New U.K. Comms Data Capture Bill Incoming This Week

Reminder: The U.K. government is preparing to publish a draft bill aiming to strengthen and shore up the intelligence and security agencies’ capabilities in the digital era. The proposed legislation, called the Investigatory Powers Bill, is expected to be published on Wednesday — kicking off the parliamentary debate process in earnest as MPs and a special committee get to pore over the proposals in detail.

The bill will replace the contentious DRIPA (which has a sunset clause of 2016): aka the data capture legislation pushed through the House of Commons with unseemly haste back in 2014, as the then-coalition government claimed emergency legislation was necessary to plug the gap left after European data retention powers were struck down as disproportionate by Europe’s top court.

Earlier parliamentary debates on the impending U.K. Investigatory Powers bill have included MPs asking the Home Secretary, Theresa May, whether the government will be adopting specific independent recommendations — such as from the Anderson report — that judicial sign off be required for intercept warrants, rather than allowing senior ministers to grant warrants as is the case now.

Speaking in an interview with the BBC yesterday, May said her decision on this point would be revealed when the bill is presented to Parliament on Wednesday.

As others have also noted, the government PR engine has been spinning up ahead of publication of the draft legislation with May attempting to paint the bill as ‘watered down’ compared to her prior attempt to legislate in this area — aka the 2012 Communications Data bill — which had been dubbed a ‘Snoopers’ Charter’ by critics.

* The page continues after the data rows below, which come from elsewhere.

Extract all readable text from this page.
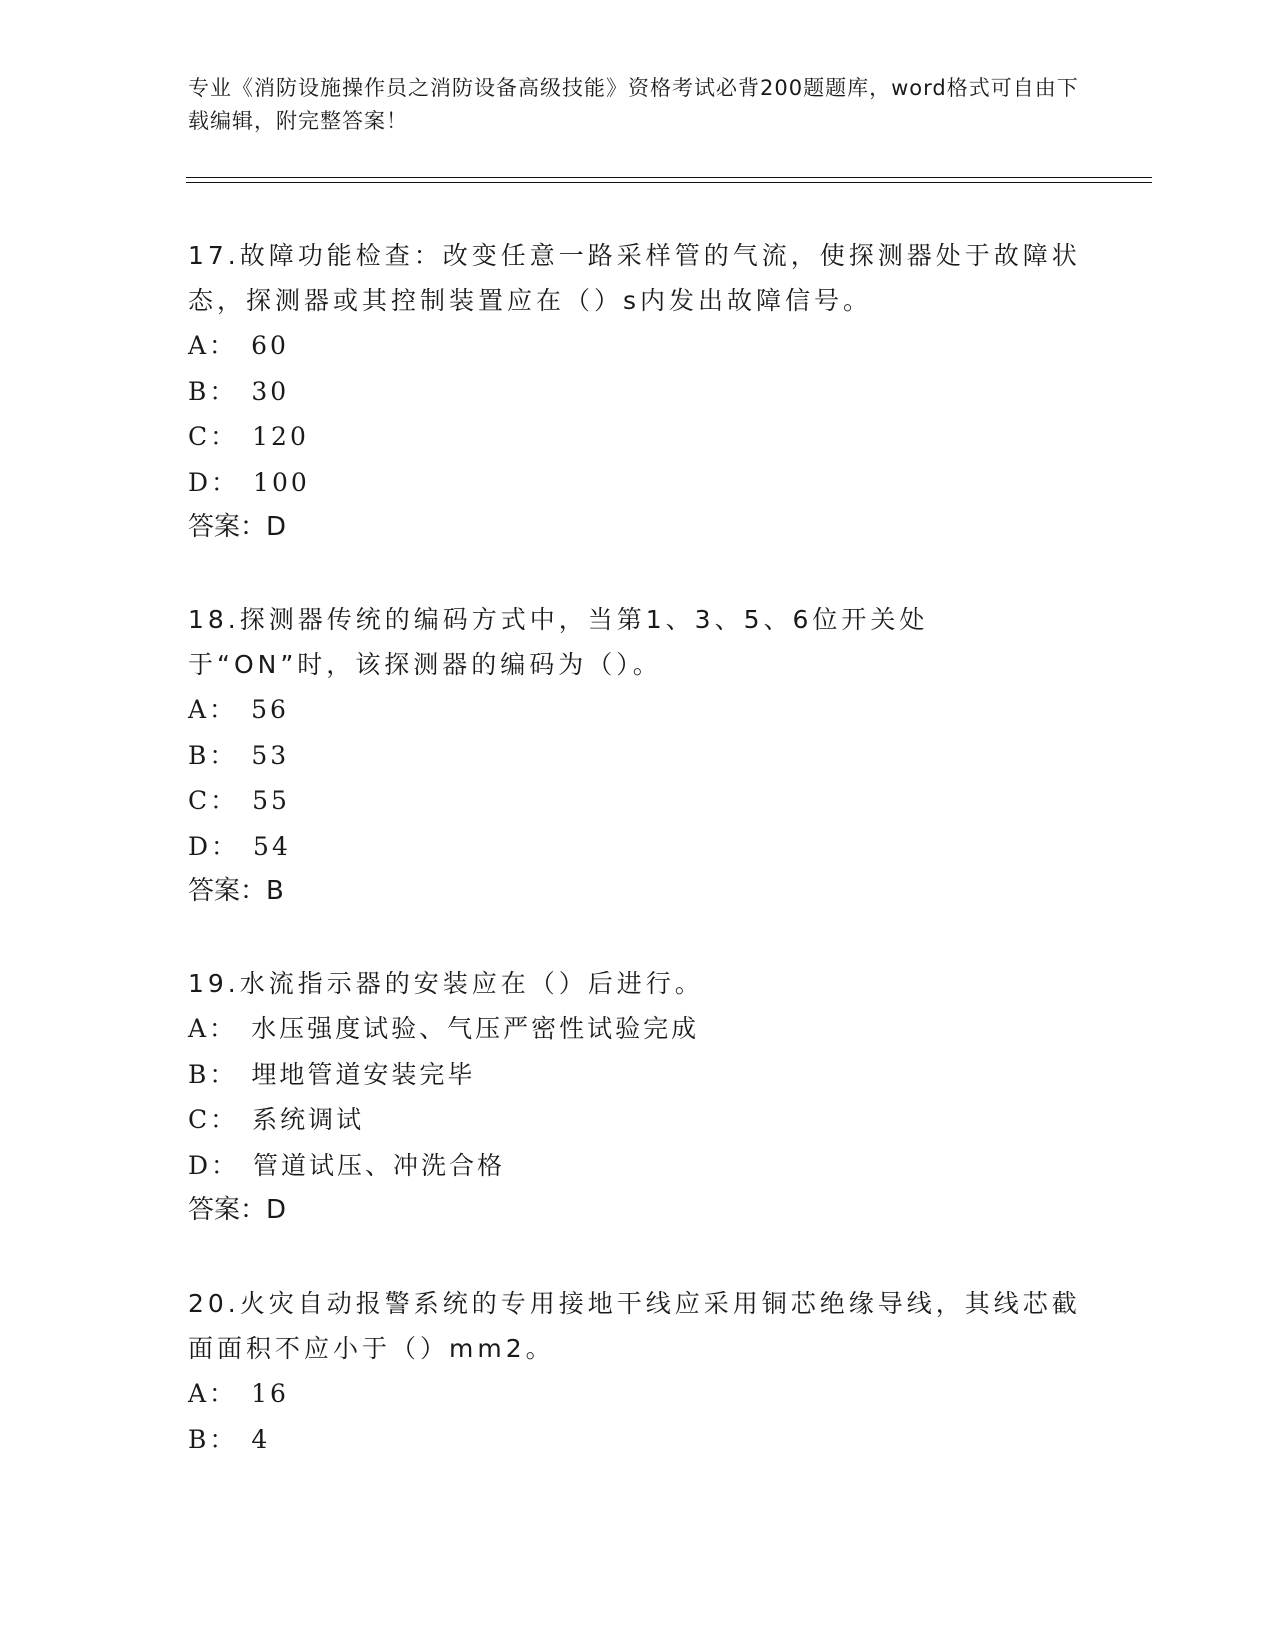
专业《消防设施操作员之消防设备高级技能》资格考试必背200题题库，word格式可自由下载编辑，附完整答案！

17.故障功能检查：改变任意一路采样管的气流，使探测器处于故障状态，探测器或其控制装置应在（）s内发出故障信号。

A： 60

B： 30

C： 120

D： 100

答案：D

18.探测器传统的编码方式中，当第1、3、5、6位开关处于“ON”时，该探测器的编码为（）。

A： 56

B： 53

C： 55

D： 54

答案：B

19.水流指示器的安装应在（）后进行。

A： 水压强度试验、气压严密性试验完成

B： 埋地管道安装完毕

C： 系统调试

D： 管道试压、冲洗合格

答案：D

20.火灾自动报警系统的专用接地干线应采用铜芯绝缘导线，其线芯截面面积不应小于（）mm2。

A： 16

B： 4
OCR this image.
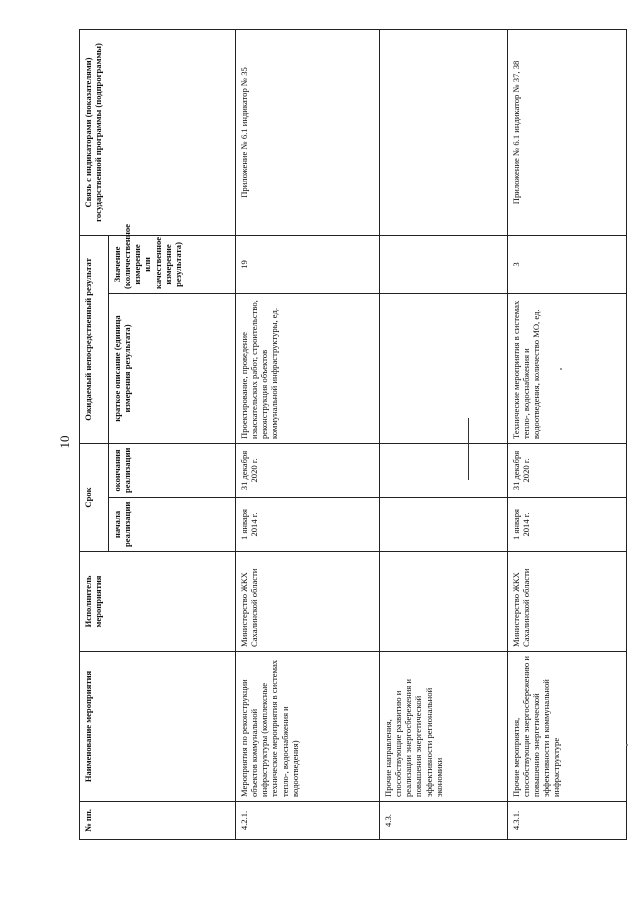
10
№ пп.	Наименование мероприятия	Исполнитель мероприятия	Срок		Ожидаемый непосредственный результат		Связь с индикаторами (показателями) государственной программы (подпрограммы)
			начала реализации	окончания реализации	краткое описание (единица измерения результата)	Значение (количественное измерение или качественное измерение результата)	
4.2.1.	Мероприятия по реконструкции объектов коммунальной инфраструктуры (комплексные технические мероприятия в системах тепло-, водоснабжения и водоотведения)	Министерство ЖКХ Сахалинской области	1 января 2014 г.	31 декабря 2020 г.	Проектирование, проведение изыскательских работ, строительство, реконструкция объектов коммунальной инфраструктуры, ед.	19	Приложение № 6.1 индикатор № 35
4.3.	Прочие направления, способствующие развитию и реализации энергосбережения и повышения энергетической эффективности региональной экономики						
4.3.1.	Прочие мероприятия, способствующие энергосбережению и повышению энергетической эффективности в коммунальной инфраструктуре	Министерство ЖКХ Сахалинской области	1 января 2014 г.	31 декабря 2020 г.	Технические мероприятия в системах тепло-, водоснабжения и водоотведения, количество МО, ед.	3	Приложение № 6.1 индикатор № 37, 38
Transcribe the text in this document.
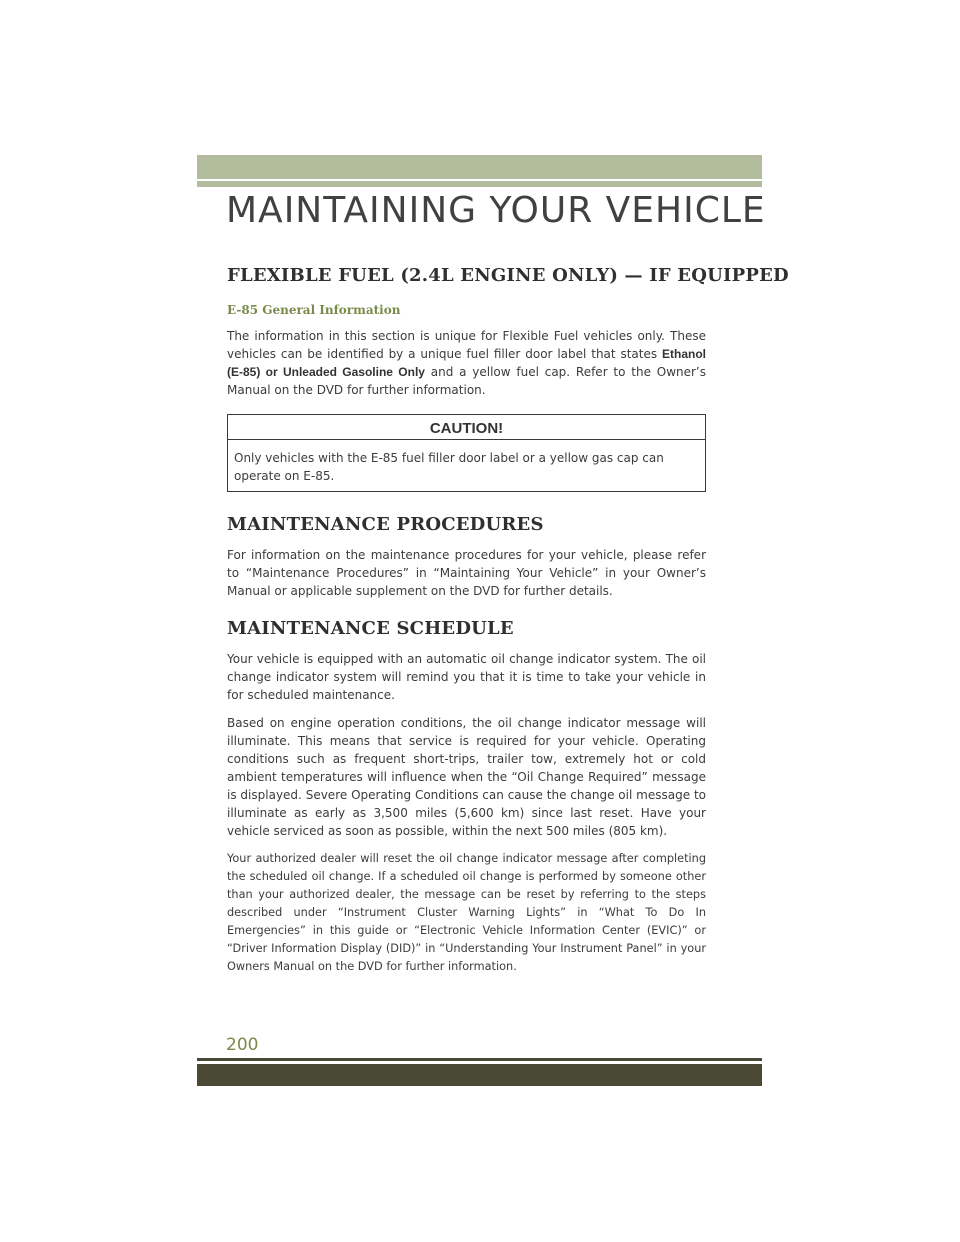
MAINTAINING YOUR VEHICLE
FLEXIBLE FUEL (2.4L ENGINE ONLY) — IF EQUIPPED
E-85 General Information

The information in this section is unique for Flexible Fuel vehicles only. These vehicles can be identified by a unique fuel filler door label that states Ethanol (E-85) or Unleaded Gasoline Only and a yellow fuel cap. Refer to the Owner’s Manual on the DVD for further information.

CAUTION!
Only vehicles with the E-85 fuel filler door label or a yellow gas cap can operate on E-85.
MAINTENANCE PROCEDURES

For information on the maintenance procedures for your vehicle, please refer to “Maintenance Procedures” in “Maintaining Your Vehicle” in your Owner’s Manual or applicable supplement on the DVD for further details.

MAINTENANCE SCHEDULE

Your vehicle is equipped with an automatic oil change indicator system. The oil change indicator system will remind you that it is time to take your vehicle in for scheduled maintenance.

Based on engine operation conditions, the oil change indicator message will illuminate. This means that service is required for your vehicle. Operating conditions such as frequent short-trips, trailer tow, extremely hot or cold ambient temperatures will influence when the “Oil Change Required” message is displayed. Severe Operating Conditions can cause the change oil message to illuminate as early as 3,500 miles (5,600 km) since last reset. Have your vehicle serviced as soon as possible, within the next 500 miles (805 km).

Your authorized dealer will reset the oil change indicator message after completing the scheduled oil change. If a scheduled oil change is performed by someone other than your authorized dealer, the message can be reset by referring to the steps described under “Instrument Cluster Warning Lights” in “What To Do In Emergencies” in this guide or “Electronic Vehicle Information Center (EVIC)” or “Driver Information Display (DID)” in “Understanding Your Instrument Panel” in your Owners Manual on the DVD for further information.

200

That earlier bill failed to get the support of enough MPs to pass through Parliament. The government clearly wants to avoid being handed another legislative scalp.

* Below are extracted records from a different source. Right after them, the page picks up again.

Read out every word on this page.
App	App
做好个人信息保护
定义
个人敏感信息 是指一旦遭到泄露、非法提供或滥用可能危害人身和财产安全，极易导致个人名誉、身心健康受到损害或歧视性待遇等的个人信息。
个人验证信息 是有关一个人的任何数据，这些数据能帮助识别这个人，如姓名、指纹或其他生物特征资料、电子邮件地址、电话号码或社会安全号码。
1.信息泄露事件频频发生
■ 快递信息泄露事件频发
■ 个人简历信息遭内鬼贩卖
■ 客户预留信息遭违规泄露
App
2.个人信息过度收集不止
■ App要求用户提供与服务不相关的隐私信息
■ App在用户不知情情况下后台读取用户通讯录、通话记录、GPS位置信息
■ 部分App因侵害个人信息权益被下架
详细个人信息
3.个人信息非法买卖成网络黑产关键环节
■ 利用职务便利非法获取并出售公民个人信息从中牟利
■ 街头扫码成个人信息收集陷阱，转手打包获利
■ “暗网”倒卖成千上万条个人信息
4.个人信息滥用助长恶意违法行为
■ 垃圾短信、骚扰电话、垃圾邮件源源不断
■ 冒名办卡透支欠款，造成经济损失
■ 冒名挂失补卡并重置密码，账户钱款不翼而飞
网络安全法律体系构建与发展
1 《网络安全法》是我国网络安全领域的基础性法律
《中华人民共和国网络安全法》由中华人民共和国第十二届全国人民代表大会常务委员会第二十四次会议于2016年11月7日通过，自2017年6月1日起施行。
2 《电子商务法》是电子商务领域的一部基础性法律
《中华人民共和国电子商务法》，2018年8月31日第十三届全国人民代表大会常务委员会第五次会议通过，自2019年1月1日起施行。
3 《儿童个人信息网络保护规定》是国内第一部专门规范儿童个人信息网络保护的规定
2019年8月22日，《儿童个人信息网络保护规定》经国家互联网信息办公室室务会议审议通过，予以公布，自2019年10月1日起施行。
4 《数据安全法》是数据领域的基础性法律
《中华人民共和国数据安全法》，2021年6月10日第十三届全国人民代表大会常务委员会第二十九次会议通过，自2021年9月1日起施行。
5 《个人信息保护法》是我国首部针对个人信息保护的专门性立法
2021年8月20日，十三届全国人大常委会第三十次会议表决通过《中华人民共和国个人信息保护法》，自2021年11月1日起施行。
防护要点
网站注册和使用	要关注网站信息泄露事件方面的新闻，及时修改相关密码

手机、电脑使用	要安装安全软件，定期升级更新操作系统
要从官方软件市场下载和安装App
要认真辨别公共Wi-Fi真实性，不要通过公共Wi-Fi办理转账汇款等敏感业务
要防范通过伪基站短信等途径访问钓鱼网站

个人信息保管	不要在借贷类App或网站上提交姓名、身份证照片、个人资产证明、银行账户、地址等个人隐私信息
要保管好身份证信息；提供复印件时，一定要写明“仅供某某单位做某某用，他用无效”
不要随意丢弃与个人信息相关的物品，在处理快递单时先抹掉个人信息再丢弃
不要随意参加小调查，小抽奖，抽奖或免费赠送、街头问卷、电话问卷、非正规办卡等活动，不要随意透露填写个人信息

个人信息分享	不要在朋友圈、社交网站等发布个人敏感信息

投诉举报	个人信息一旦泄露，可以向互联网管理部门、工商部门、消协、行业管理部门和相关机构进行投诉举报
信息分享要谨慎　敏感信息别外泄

“It doesn’t have some of the more contentious powers that were in that bill. So, for example we won’t be requiring communication service providers from in the UK to store third-party data, we won’t be making the same requirements in relation to data retention on overseas CSPs,” said May yesterday, of the new bill.

“And crucially, we will not be giving powers to go through people’s browsing history. That is not what the investigatory powers bill is about.”

However media reports suggest ISPs will in fact be required to retain web browsing history for 12 months and this data will be accessible to intelligence and security agencies without a warrant — with only specific pages visited within a website requiring the authorization of a warrant.

It remains to be seen exactly what the bill will propose but measures to sanction state-powered hacking are another possibility, given such powers were also mooted in the Anderson report as a possible workaround for strong encryption.

There have been recent moves by the government to clarify some of its anti-encryption rhetoric — with the Internet Safety Minister last week stating the government will not be attempting to ban encryption, as Prime Minister David Cameron had appeared to suggest earlier this year.

But given that a ban on encryption would never have been workable (not to mention politically untenable), this encryption ‘u-turn’ is best viewed as a strategic exercise in misdirection — i.e. to detract from other measures the government is seeking to control, and screws it does plan to tighten, in the incoming legislation.

“Encryption is important for people to be able to keep themselves safe when they are dealing with these modern communications in the digital age but we will be setting out the current position, which does enable the authorities with proper authorisation to issue warrants,” May told the BBC yesterday.

What would happen in the case of a warrant being issued on a service provider to decrypt data when they have implemented end-to-end encryption and thus have zero access to the data being sought remains to be seen.

Another area the bill is expected to tackle is the oversight regime for investigatory powers — with a view to replacing the problematic, 15-year-old RIPA legislation with a clear legal framework for surveillance. On this point, the Anderson report noted:  “The current law is fragmented, obscure, under constant challenge and variable in the protections that it affords the innocent.  It is time for a clean slate.”

We’ll find out more on Wednesday when the draft bill is finally made public.

At the same time as the U.K. seeks to legislation for greater data retention powers, Europe as a whole continues to move the other way — with the European Court of Justice last month invalidating the 15-year-old Safe Harbor data-transfer agreement between the EU and the US owing to concerns about the privacy impact of government mass surveillance programs on European’s fundamental privacy rights.